Autoreifen und Kleider: Hauptverursacher von Mikroplastik

Im und am Meer findet man überall Plastik. Im und am Meer findet man überall Plastik.

Bis zu 12.7 Millionen Tonnen davon stranden jährlich im Ozean: Plastik. Eine Studie der IUCN fand heraus, dass die Hauptverursacher des Mikroplastiks der Abrieb von Autoreifen und Partikel aus synthetischen Kleidern ist.
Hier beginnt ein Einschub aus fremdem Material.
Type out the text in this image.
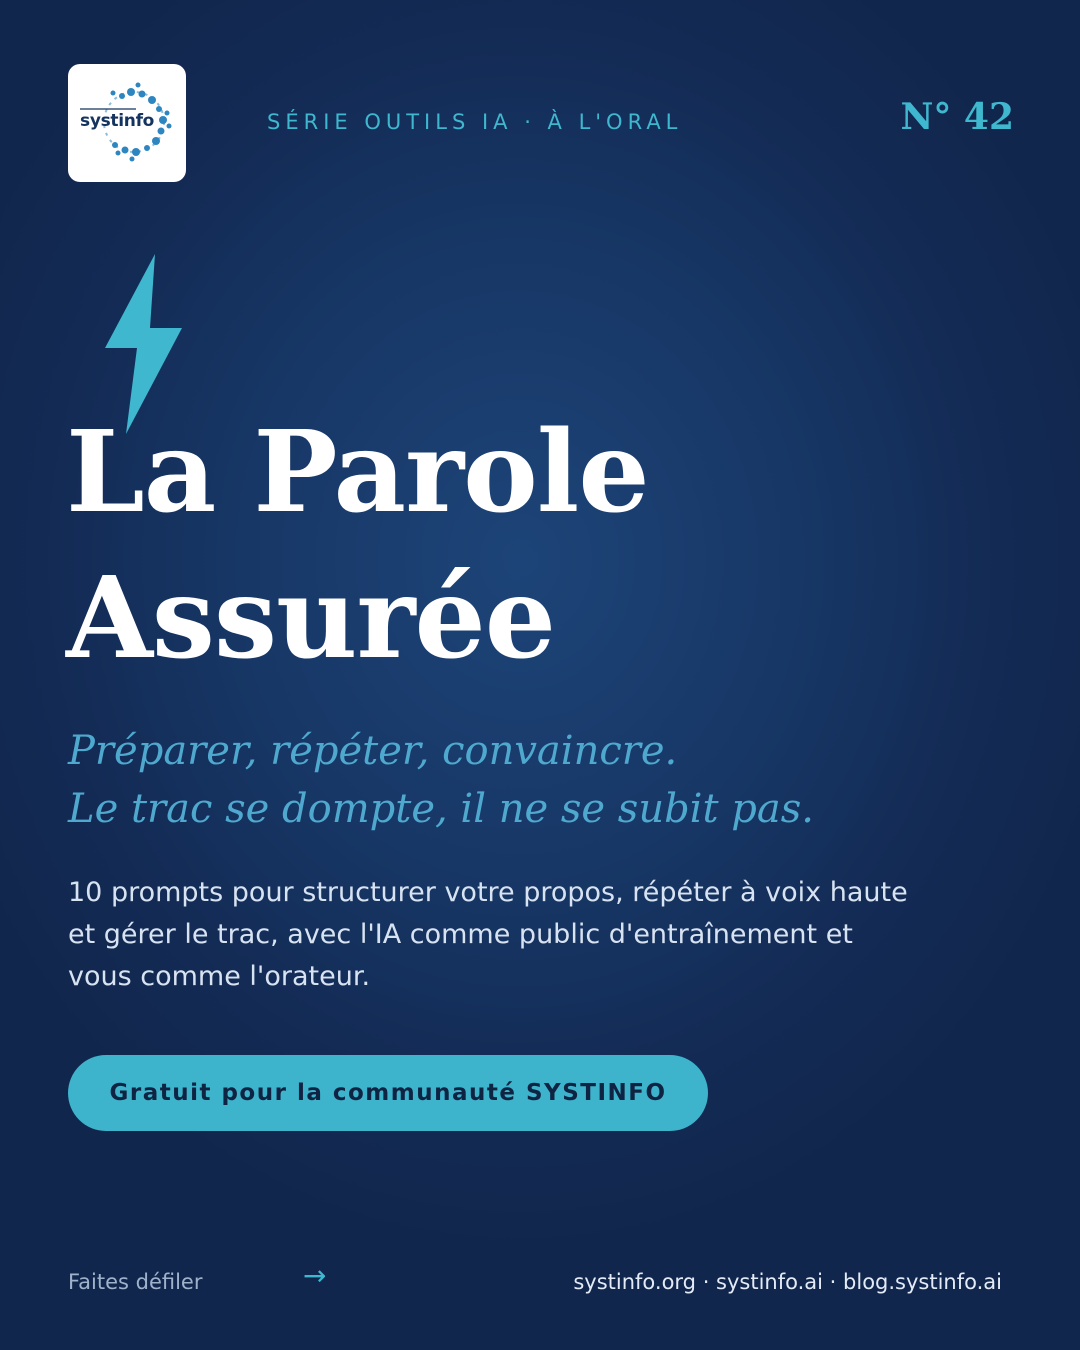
systinfo	SÉRIE OUTILS IA · À L'ORAL	N° 42
La Parole
Assurée
Préparer, répéter, convaincre.
Le trac se dompte, il ne se subit pas.

10 prompts pour structurer votre propos, répéter à voix haute et gérer le trac, avec l'IA comme public d'entraînement et vous comme l'orateur.

Gratuit pour la communauté SYSTINFO
Faites défiler	→	systinfo.org · systinfo.ai · blog.systinfo.ai
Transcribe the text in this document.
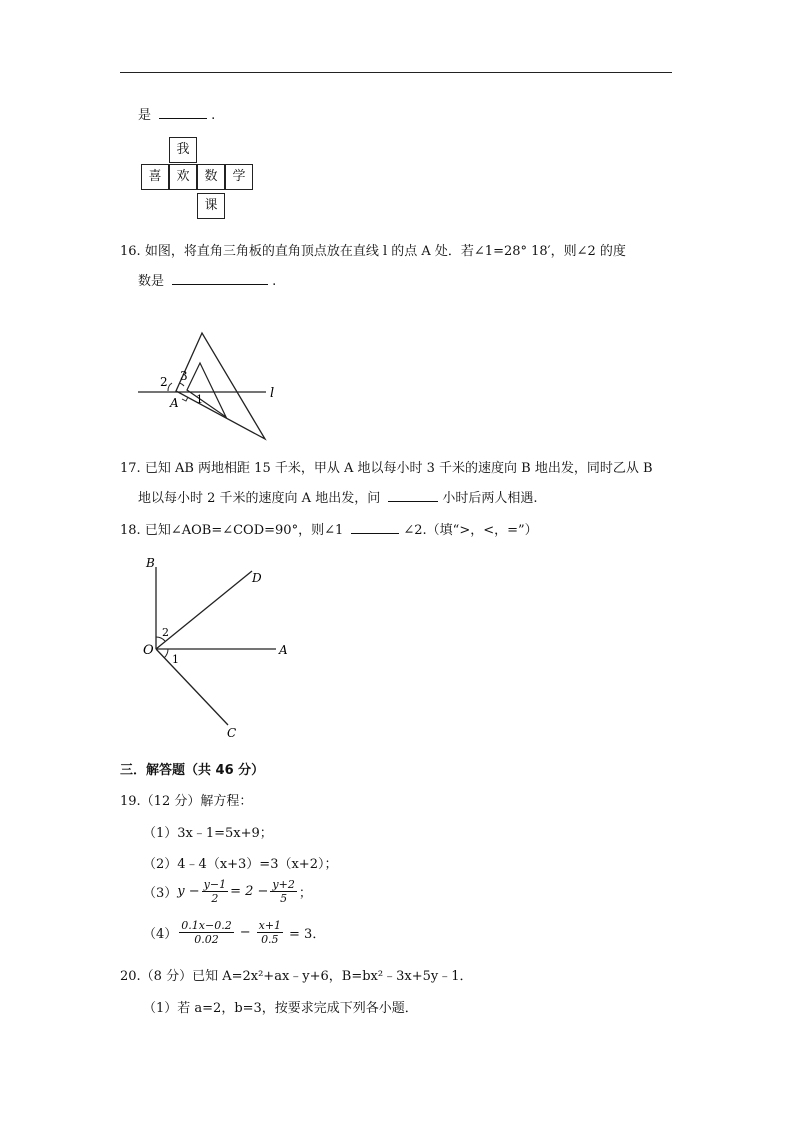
是	.
我
喜	欢	数	学
课
16. 如图，将直角三角板的直角顶点放在直线 l 的点 A 处．若∠1=28° 18′，则∠2 的度
数是	.
2 3
1
A
l
17. 已知 AB 两地相距 15 千米，甲从 A 地以每小时 3 千米的速度向 B 地出发，同时乙从 B
地以每小时 2 千米的速度向 A 地出发，问	小时后两人相遇.
18. 已知∠AOB=∠COD=90°，则∠1	∠2.（填“>，<，=”）
B
D
O	A
C
2
1
三．解答题（共 46 分）
19.（12 分）解方程：
（1）3x﹣1=5x+9；
（2）4﹣4（x+3）=3（x+2）；
（3） $y - \frac{y-1}{2} = 2 - \frac{y+2}{5}$ ；
$(4) \frac{0.1x-0.2}{0.02} - \frac{x+1}{0.5} = 3$．
20.（8 分）已知 A=2x²+ax﹣y+6，B=bx²﹣3x+5y﹣1．
（1）若 a=2，b=3，按要求完成下列各小题．
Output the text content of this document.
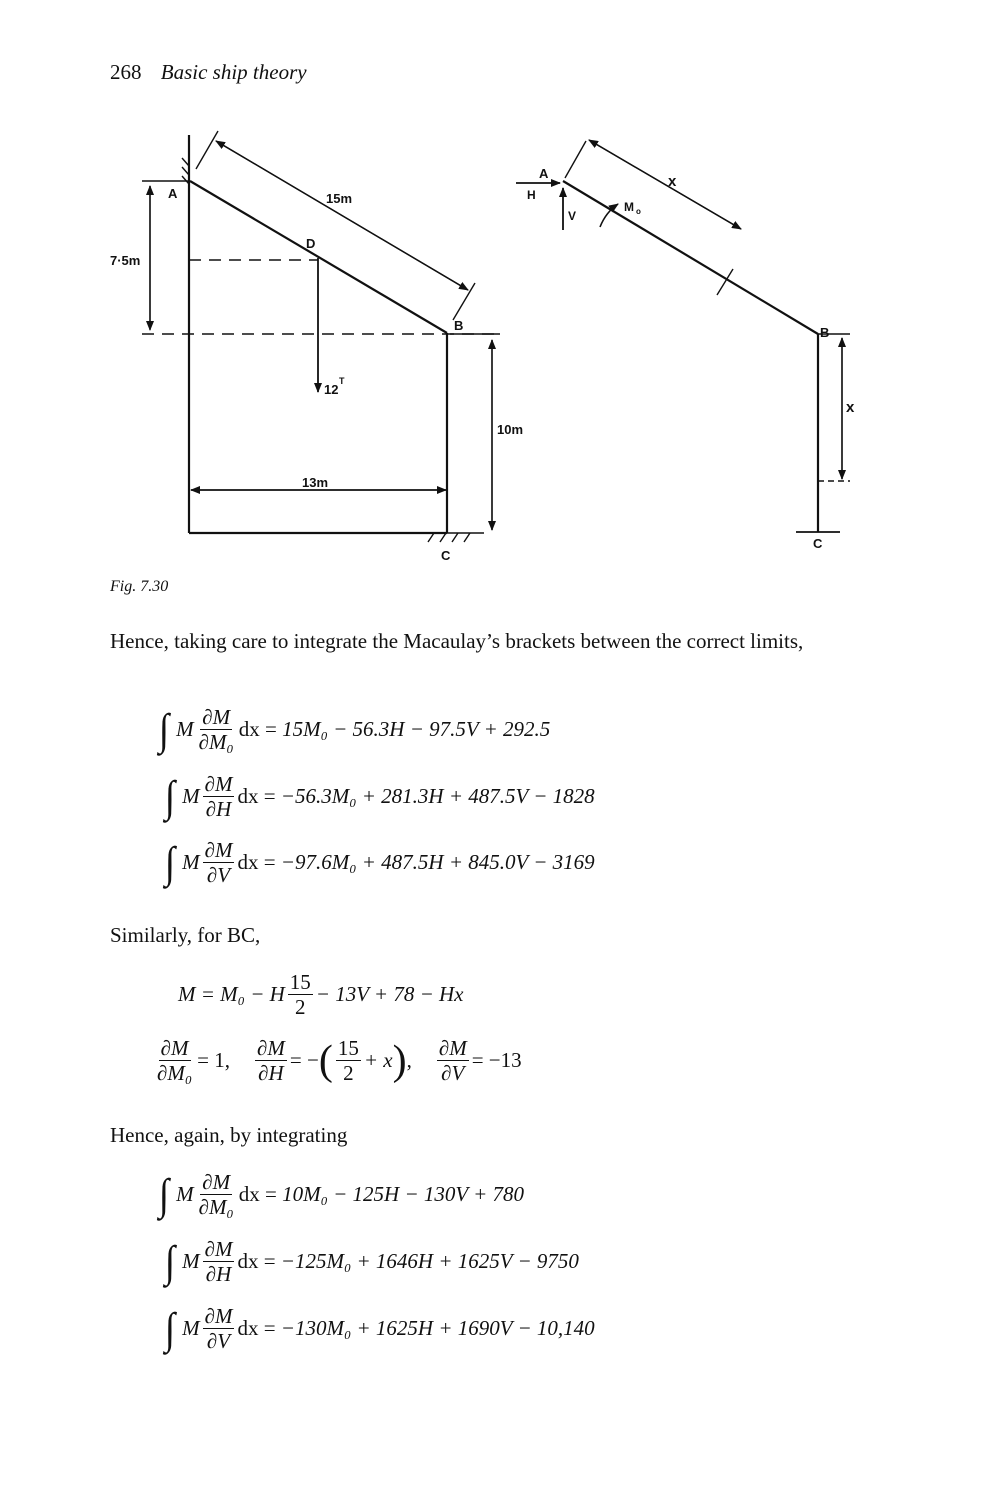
268 Basic ship theory
A
D
B
C
15m
7·5m
10m
13m
12
T
A
H
V
M o
x
B
x
C
Fig. 7.30
Hence, taking care to integrate the Macaulay’s brackets between the correct limits,
∫ M $\frac{\partial M}{\text{∂M₀}}$ dx =
15M₀ − 56.3H − 97.5V + 292.5
∫ M $\frac{\partial M}{\partial H}$ dx =
−56.3M₀ + 281.3H + 487.5V − 1828
∫ M $\frac{\partial M}{\partial V}$ dx =
−97.6M₀ + 487.5H + 845.0V − 3169
Similarly, for BC,
M = M₀ − H $\frac{15}{2} - 13V + 78 - Hx$
$\frac{\partial M}{\text{∂M₀}} = 1$, $\frac{\partial M}{\partial H}$ = − ( $\frac{15}{2} + x$ ) , $\frac{\partial M}{\partial V} = -13$
Hence, again, by integrating
∫ M $\frac{\partial M}{\text{∂M₀}}$ dx =
10M₀ − 125H − 130V + 780
∫ M $\frac{\partial M}{\partial H}$ dx =
−125M₀ + 1646H + 1625V − 9750
∫ M $\frac{\partial M}{\partial V}$ dx =
−130M₀ + 1625H + 1690V − 10,140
Mikroplastik und die Verschmutzung der Gewässer durch Plastik wird immer wieder thematisiert. Wer meint, dass wir in der Schweiz, ohne Meerzugang, nicht zum Problem beitragen, hat sich getäuscht. Thomas Niederer, Abfalltaucher aus Luzern, kennt den Abfall aus unseren Gewässern und weiss, dass alle Flüsse ins Meer fliessen.

Kleider und Autoreifen

Um der Sache auf den Grund zu gehen, taucht nicht nur er ab: Eine Untersuchung der Weltnaturschutzunion (IUCN) ging der Quelle des Mikroplastiks nach. Die Studie unterscheidet zwischen primärem und sekundärem Mikroplastik. Das erstgenannte sind Partikel, die in der Kleinform direkt in die Umwelt gehen, beispielsweise aus Kosmetikprodukten. Sekundärer Mikroplastik entsteht durch grössere Plastikabfälle, die durch den Ozean verkleinert werden. Geschätzte 1.5 Millionen Tonnen davon landen jährlich im Ozean, so die Studie. Zwei Drittel des primären Mikroplastiks stammt aus synthetischer Kleidung (34.8%) und Autoreifen (28.3%). Die unter fünf Millimeter grossen Plastikpartikel werden durch Reibung beim Waschen und Autofahren abgetragen.

Plastik überall

Die Studie ergibt weiter, dass weltweit über 300 Millionen Tonnen Plastik jährlich verbraucht werden, um Objekte herzustellen. Im Vergleich dazu wurde in 1950 nur 1.5 Millionen Tonnen Plastikprodukte produziert. Vor allem Nordamerika und Europa sind Meistverbraucher. Nach dem Verbrauch des Gegenstandes kommt dieser entweder in den Müll oder ins Wasser: Einer vorsichtiger Schätzung zufolge landen jährlich etwa 8 Millionen Tonnen Plastik landen jährlich im Ozean. Doch damit nicht genug. Mikroplastikteilchen werden von Fischen gefressen und landen so schliesslich auf dem Teller.

Plastik-Fastenzeit

Symptom-Bekämpfungen wie Schwimmbarrieren, Ocean Clean-Ups und Verbote gegen Plastik helfen natürlich mit, das unsere Ozeane etwas weniger verschmutzt sind. Doch das Problem ist damit nicht gelöst, da immer mehr Plastik hinzukommt. Wenn wir alle einen wiederverwendbaren Kaffeebecher nutzen, Take-Away-Essen in mitgebrachte Behälter füllen und möglichst unverpackt einkaufen, können wir schon einiges bewirken. Kaufen Sie Kleidung aus natürlichen Materialien und reisen Sie mit dem öffentlichen Verkehr, um selbst gegen den Mikroplastik aktiv zu werden.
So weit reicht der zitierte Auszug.